A longtime, and now retired, Westporter writes:
I ride my early 1980s-vintage mountain bike for an average of 2 hours every day – year round.
But I never ride on any local roads. It’s always Sherwood Island State Park (the perimeter route).
Why? There are no cars.

Perfect path for bicyclists. (Photo/Pat S. Weist)
Still, I always wear a helmet. I have all the other recommended safety gear too: lights, bell, side mirror, etc.
I have a rear bike carrier mounted in a trailer hitch. It transports the bike wherever we’re going: Sherwood Island, to visit our son in Michigan, or Florida for the winter.
Click here for Michigan’s bike safety rules and guidelines. They have signs on numerous roads with graphics and words enforcing the 3-foot distance required by car drivers to yield when passing a bicyclist.

The signs on Cross Highway make no sense. I encourage signs like those used in Michigan.
I especially like the suggestion that drivers use the “Dutch reach” when going to open the driver’s-side door. Using the right hand instead of the left almost guarantees that the driver looks left to see if anyone is approaching on a bike, prior to opening their door.
If you open your door in the Netherlands and strike a passing bicyclist, you are given a traffic ticket with a rather steep fine. It is the most bike-friendly country I know.
(If it’s got wheels — cars, bikes, school buses, golf carts — “06880” covers it. And everything else in Westport too. If you appreciate our work, please support us by clicking here. Thank you!)

I spent time in the Netherlands. Bikes there obey traffic rules. They also have bells on them and warn pedestrians that they are coming up behind them! I can’t tell you how many bikes have passed me without warning me of their approach. Please get and use a bell on your bike !
I agree! I bring my bike to safe places to ride. I love Westport but I don’t want to die on the road. I would only ride in town in earliest hour on a Sunday on secondary roads.
Thank you for not riding on Westport streets. There are enough bike riders already riding outside of bike lines, riding side by side, running stop signs and stop lights, not using hand signals, and more. Sherwood island sounds like a great place to ride where ignoring the rules of the road won’t get you killed. Keep it up!
The public needs too be taught how to legally ride vehicles with wheels and walkers/runners need to be taught the proper way to walk/run on our streets and roads, not to even mention to SAVE LIVES.
I totally agree. The proper way to walk is to put one foot in front of the other.
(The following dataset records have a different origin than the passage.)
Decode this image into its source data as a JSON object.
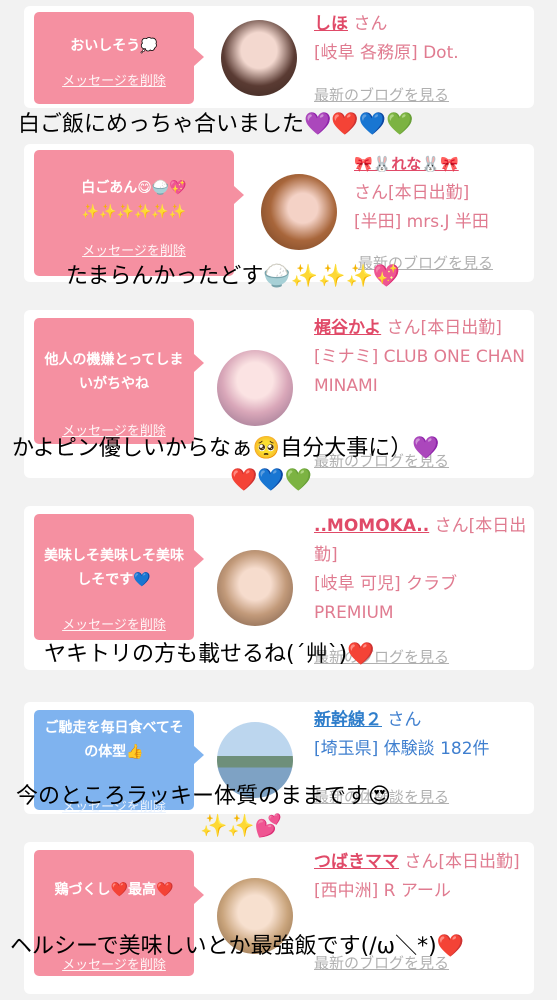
{
  "cards": [
    {
      "bubble_message": "おいしそう💭",
      "bubble_delete": "メッセージを削除",
      "user_name": "しほ",
      "suffix": "さん",
      "area": "[岐阜 各務原] Dot.",
      "blog_link": "最新のブログを見る",
      "caption": "白ご飯にめっちゃ合いました💜❤️💙💚"
    },
    {
      "bubble_message": "白ごあん😋🍚💖 ✨✨✨✨✨✨",
      "bubble_delete": "メッセージを削除",
      "user_name": "🎀🐰れな🐰🎀",
      "suffix": "さん[本日出勤]",
      "area": "[半田] mrs.J 半田",
      "blog_link": "最新のブログを見る",
      "caption": "たまらんかったどす🍚✨✨✨💖"
    },
    {
      "bubble_message": "他人の機嫌とってしまいがちやね",
      "bubble_delete": "メッセージを削除",
      "user_name": "梶谷かよ",
      "suffix": "さん[本日出勤]",
      "area": "[ミナミ] CLUB ONE CHAN MINAMI",
      "blog_link": "最新のブログを見る",
      "caption_line1": "かよピン優しいからなぁ🥺自分大事に）💜",
      "caption_line2": "❤️💙💚"
    },
    {
      "bubble_message": "美味しそ美味しそ美味しそです💙",
      "bubble_delete": "メッセージを削除",
      "user_name": "..MOMOKA..",
      "suffix": "さん[本日出勤]",
      "area": "[岐阜 可児] クラブ PREMIUM",
      "blog_link": "最新のブログを見る",
      "caption": "ヤキトリの方も載せるね(´艸`)❤️"
    },
    {
      "bubble_message": "ご馳走を毎日食べてその体型👍",
      "bubble_delete": "メッセージを削除",
      "user_name": "新幹線２",
      "suffix": "さん",
      "area": "[埼玉県] 体験談 182件",
      "blog_link": "最新の体験談を見る",
      "caption_line1": "今のところラッキー体質のままです😍",
      "caption_line2": "✨✨💕"
    },
    {
      "bubble_message": "鶏づくし❤️最高❤️",
      "bubble_delete": "メッセージを削除",
      "user_name": "つばきママ",
      "suffix": "さん[本日出勤]",
      "area": "[西中洲] R アール",
      "blog_link": "最新のブログを見る",
      "caption": "ヘルシーで美味しいとか最強飯です(/ω＼*)❤️"
    }
  ],
  "colors": {
    "bubble_pink": "#f590a1",
    "bubble_blue": "#7fb3ef",
    "name_pink": "#e04a68",
    "name_blue": "#2f7ecb"
  }
}
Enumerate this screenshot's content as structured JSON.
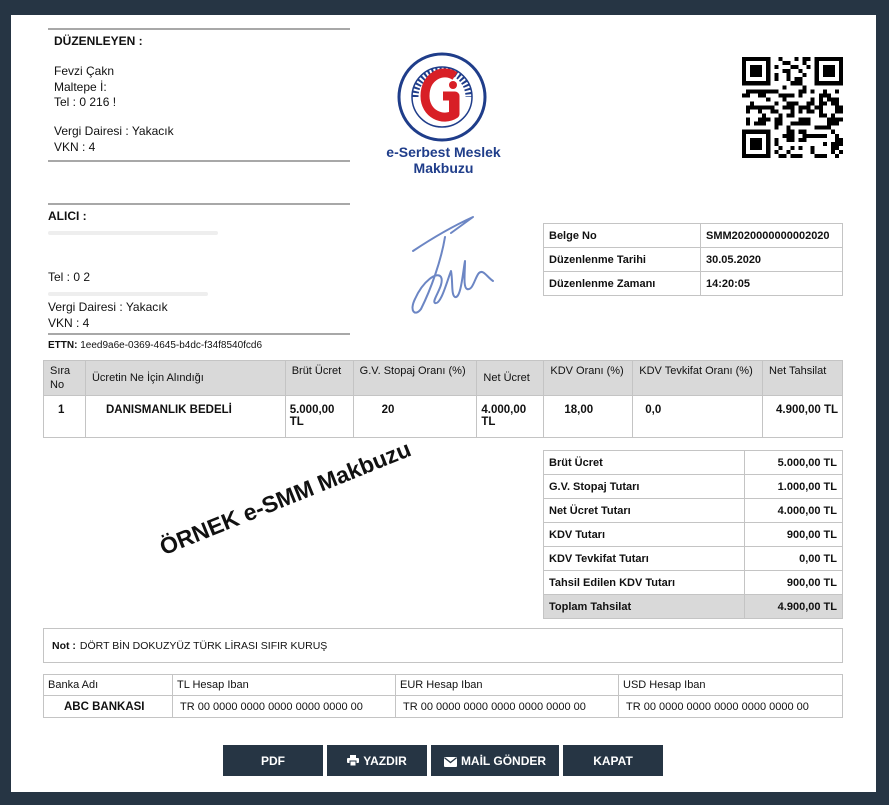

Be sure to alternate your sequence left to right or right to left to minimize balance issues. Equalizing the left/right sequencing will ensure the individual moves forward in the desired direction. We need to incorporate this into the PE curriculum preferably no later than the middle schools but in any case at the secondary school level.
PS. even walkers sometimes with their dogs closest to the cars, are walking two or three across on busy roads. Even right now with low sun which can be blinding. Be good pedestrians and be safe.
Westport needs to become a safe town. The way to do this is to restrict individual conveyances to self-propelled vehicles (bicycles, wheelchairs, walkers, roller skates, pogo sticks the options are endless) If you need to get there fast, use public transportation or walk more quickly. This will reduce the obesity rate and immediately save lives as well as lowering healthcare costs. The new Big Y has agreed to confine its inventory to healthy items. It has severed its supply chain relationships with evil companies such as Frito Lay, Coca Cola, Heineken and Budweiser. Acquarion has decided to cease the practice of fluoridating water. It suggests that Westporters concerned about tooth decay immediately start brushing with Crest, Colgate or Gleem after every meal.
I wish more drivers understood “shared roadway” as a concept; so many seem to think the roads exist only for them. As someone who takes long walks way up here in God’s country (Coleytown near Weston), I’d also love it if they stayed within 5 m.p.h. of the posted speed limits.
FYI Eric,the proper way to walk on our streets is facing the traffic so you can see what’s coming at you. Stop trying to be so cleaver.
Thanks Barbara 😸👍😘
I stopped riding when I moved to Westport 30 years ago.
The Westport drivers made it too dangerous. In Monroe CT I have seen illustrated signs: Car-3ft-Person. I only walk (against traffic)now and wave to each car that approaches,
I used to love riding my bike from my home off North Avenue to Burying Hill Beach and back. If courageous, I would take the steep Bayberry back. One time, I was, literally, standing up on the bike to get up that first steep hill and a Westport cop, going the other way, stopped, turned around, put his blinkers on and made sure I made it up with being run over by a car. Nice. Sadly, no more. Too old and too much traffic. P.S. A helmet saved my life in a Houston triathlon, don’t be a fool in not wearing one, please.